The full board — including six new members — voted Thursday to approve $53.5 million in cuts after legislative leaders asked the state's public agencies to prepare a budget with 98 percent of last year's funding.

Education funding is expected to increase this year, and lawmakers and school board members say the 2 percent cut is intended as a hypothetical exercise to highlight priorities and areas of inefficiency.

"We reserve the right to claw back any money into programs that we thought were good programs," said school board vice chairman David Thomas.

The board's three-member leadership team first suggested the funding change last week.

Recommendations include cutting $6 million from student transportation, $3 million from concurrent enrollment and $2 million from the Beverly Taylor Sorenson Arts Learning Program.

Larger cuts include more than $23 million in unrestricted funds and $11.4 million in state funding for charter schools.

Because charter schools do not have taxing authority, school districts are required to divert a portion of their property tax revenue to charters within their boundaries.

If enacted, the $11.4 cut to state charter funding would result in a corresponding increase in the amount of property tax revenue that local school districts would have to give to charters.

"The districts would have to contribute more money and they would have less local money available," said Associate State Superintendent Bruce Williams.

Board members discussed taking the 2 percent cut out of state per-pupil funding.

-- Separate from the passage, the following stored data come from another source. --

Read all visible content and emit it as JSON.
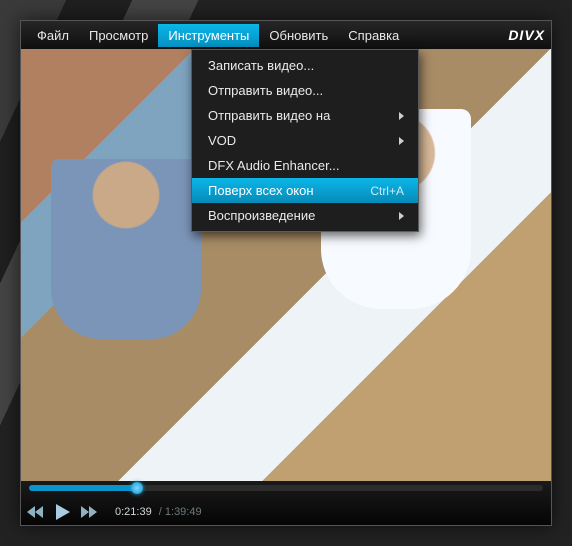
{
  "menubar": {
    "items": [
      {
        "label": "Файл",
        "active": false
      },
      {
        "label": "Просмотр",
        "active": false
      },
      {
        "label": "Инструменты",
        "active": true
      },
      {
        "label": "Обновить",
        "active": false
      },
      {
        "label": "Справка",
        "active": false
      }
    ],
    "logo": "DIVX"
  },
  "dropdown": {
    "items": [
      {
        "label": "Записать видео...",
        "submenu": false,
        "highlight": false,
        "shortcut": ""
      },
      {
        "label": "Отправить видео...",
        "submenu": false,
        "highlight": false,
        "shortcut": ""
      },
      {
        "label": "Отправить видео на",
        "submenu": true,
        "highlight": false,
        "shortcut": ""
      },
      {
        "label": "VOD",
        "submenu": true,
        "highlight": false,
        "shortcut": ""
      },
      {
        "label": "DFX Audio Enhancer...",
        "submenu": false,
        "highlight": false,
        "shortcut": ""
      },
      {
        "label": "Поверх всех окон",
        "submenu": false,
        "highlight": true,
        "shortcut": "Ctrl+A"
      },
      {
        "label": "Воспроизведение",
        "submenu": true,
        "highlight": false,
        "shortcut": ""
      }
    ]
  },
  "playback": {
    "current": "0:21:39",
    "total": "1:39:49",
    "progress_percent": 21
  },
  "colors": {
    "accent": "#0a9ed1"
  }
}
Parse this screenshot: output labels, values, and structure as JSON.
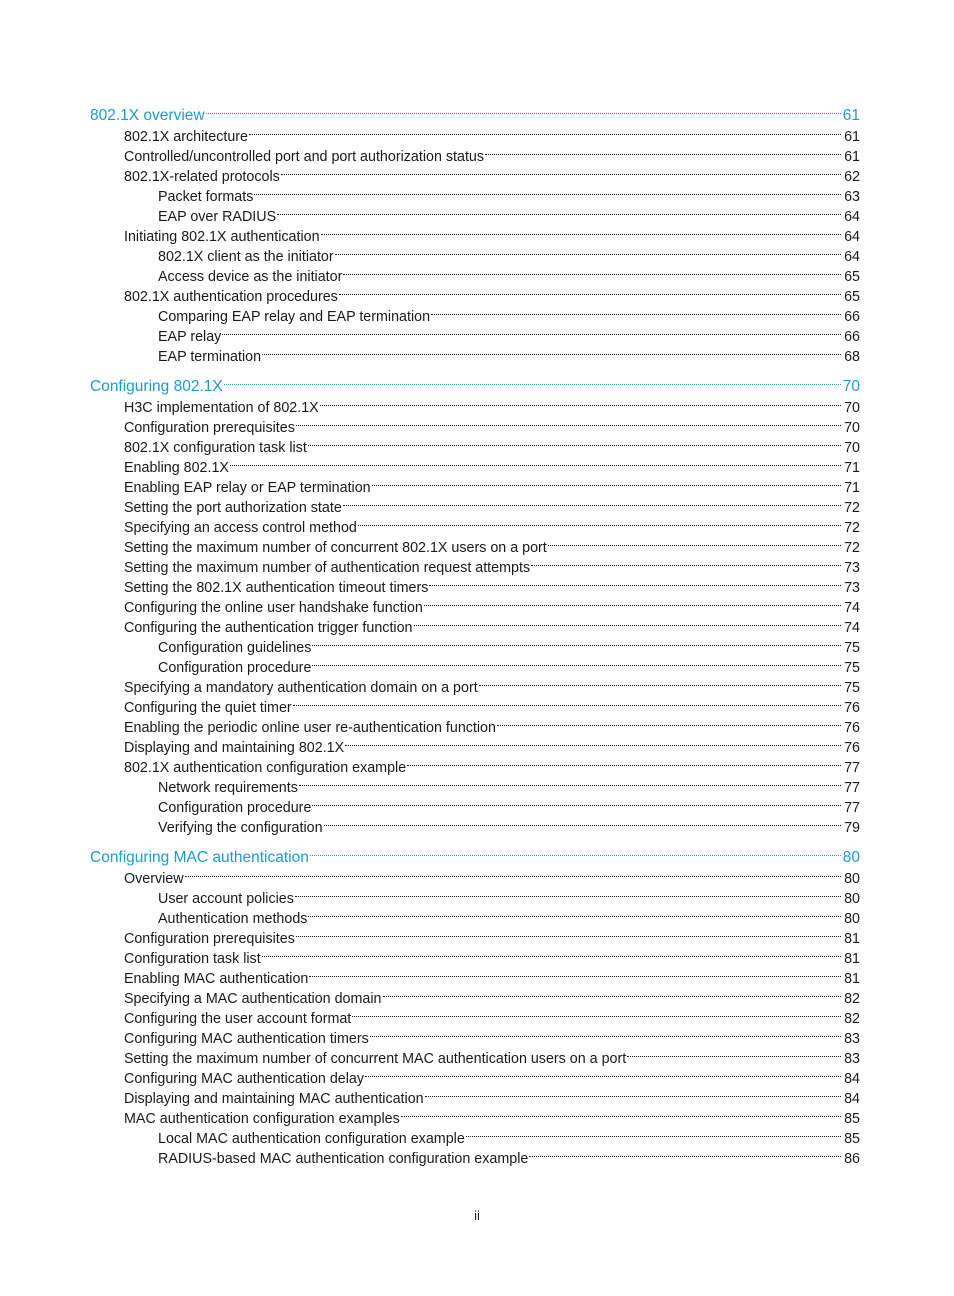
{
  "accent_color": "#1a9bd1",
  "sections": [
    {
      "title": "802.1X overview",
      "page": "61",
      "entries": [
        {
          "level": 2,
          "title": "802.1X architecture",
          "page": "61"
        },
        {
          "level": 2,
          "title": "Controlled/uncontrolled port and port authorization status",
          "page": "61"
        },
        {
          "level": 2,
          "title": "802.1X-related protocols",
          "page": "62"
        },
        {
          "level": 3,
          "title": "Packet formats",
          "page": "63"
        },
        {
          "level": 3,
          "title": "EAP over RADIUS",
          "page": "64"
        },
        {
          "level": 2,
          "title": "Initiating 802.1X authentication",
          "page": "64"
        },
        {
          "level": 3,
          "title": "802.1X client as the initiator",
          "page": "64"
        },
        {
          "level": 3,
          "title": "Access device as the initiator",
          "page": "65"
        },
        {
          "level": 2,
          "title": "802.1X authentication procedures",
          "page": "65"
        },
        {
          "level": 3,
          "title": "Comparing EAP relay and EAP termination",
          "page": "66"
        },
        {
          "level": 3,
          "title": "EAP relay",
          "page": "66"
        },
        {
          "level": 3,
          "title": "EAP termination",
          "page": "68"
        }
      ]
    },
    {
      "title": "Configuring 802.1X",
      "page": "70",
      "entries": [
        {
          "level": 2,
          "title": "H3C implementation of 802.1X",
          "page": "70"
        },
        {
          "level": 2,
          "title": "Configuration prerequisites",
          "page": "70"
        },
        {
          "level": 2,
          "title": "802.1X configuration task list",
          "page": "70"
        },
        {
          "level": 2,
          "title": "Enabling 802.1X",
          "page": "71"
        },
        {
          "level": 2,
          "title": "Enabling EAP relay or EAP termination",
          "page": "71"
        },
        {
          "level": 2,
          "title": "Setting the port authorization state",
          "page": "72"
        },
        {
          "level": 2,
          "title": "Specifying an access control method",
          "page": "72"
        },
        {
          "level": 2,
          "title": "Setting the maximum number of concurrent 802.1X users on a port",
          "page": "72"
        },
        {
          "level": 2,
          "title": "Setting the maximum number of authentication request attempts",
          "page": "73"
        },
        {
          "level": 2,
          "title": "Setting the 802.1X authentication timeout timers",
          "page": "73"
        },
        {
          "level": 2,
          "title": "Configuring the online user handshake function",
          "page": "74"
        },
        {
          "level": 2,
          "title": "Configuring the authentication trigger function",
          "page": "74"
        },
        {
          "level": 3,
          "title": "Configuration guidelines",
          "page": "75"
        },
        {
          "level": 3,
          "title": "Configuration procedure",
          "page": "75"
        },
        {
          "level": 2,
          "title": "Specifying a mandatory authentication domain on a port",
          "page": "75"
        },
        {
          "level": 2,
          "title": "Configuring the quiet timer",
          "page": "76"
        },
        {
          "level": 2,
          "title": "Enabling the periodic online user re-authentication function",
          "page": "76"
        },
        {
          "level": 2,
          "title": "Displaying and maintaining 802.1X",
          "page": "76"
        },
        {
          "level": 2,
          "title": "802.1X authentication configuration example",
          "page": "77"
        },
        {
          "level": 3,
          "title": "Network requirements",
          "page": "77"
        },
        {
          "level": 3,
          "title": "Configuration procedure",
          "page": "77"
        },
        {
          "level": 3,
          "title": "Verifying the configuration",
          "page": "79"
        }
      ]
    },
    {
      "title": "Configuring MAC authentication",
      "page": "80",
      "entries": [
        {
          "level": 2,
          "title": "Overview",
          "page": "80"
        },
        {
          "level": 3,
          "title": "User account policies",
          "page": "80"
        },
        {
          "level": 3,
          "title": "Authentication methods",
          "page": "80"
        },
        {
          "level": 2,
          "title": "Configuration prerequisites",
          "page": "81"
        },
        {
          "level": 2,
          "title": "Configuration task list",
          "page": "81"
        },
        {
          "level": 2,
          "title": "Enabling MAC authentication",
          "page": "81"
        },
        {
          "level": 2,
          "title": "Specifying a MAC authentication domain",
          "page": "82"
        },
        {
          "level": 2,
          "title": "Configuring the user account format",
          "page": "82"
        },
        {
          "level": 2,
          "title": "Configuring MAC authentication timers",
          "page": "83"
        },
        {
          "level": 2,
          "title": "Setting the maximum number of concurrent MAC authentication users on a port",
          "page": "83"
        },
        {
          "level": 2,
          "title": "Configuring MAC authentication delay",
          "page": "84"
        },
        {
          "level": 2,
          "title": "Displaying and maintaining MAC authentication",
          "page": "84"
        },
        {
          "level": 2,
          "title": "MAC authentication configuration examples",
          "page": "85"
        },
        {
          "level": 3,
          "title": "Local MAC authentication configuration example",
          "page": "85"
        },
        {
          "level": 3,
          "title": "RADIUS-based MAC authentication configuration example",
          "page": "86"
        }
      ]
    }
  ],
  "footer": {
    "page_number": "ii"
  }
}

But Thomas said small school districts would be the most adversely affected by a dip in per-pupil revenues compared to the larger Wasatch Front districts where most charter schools are located.

"Most of those cuts would be borne by the big districts, not by the small districts," Thomas said of the board's recommendations.

Proposed cuts to at-risk student programs, library resources, early intervention and dual immersion were abandoned after board member discussion.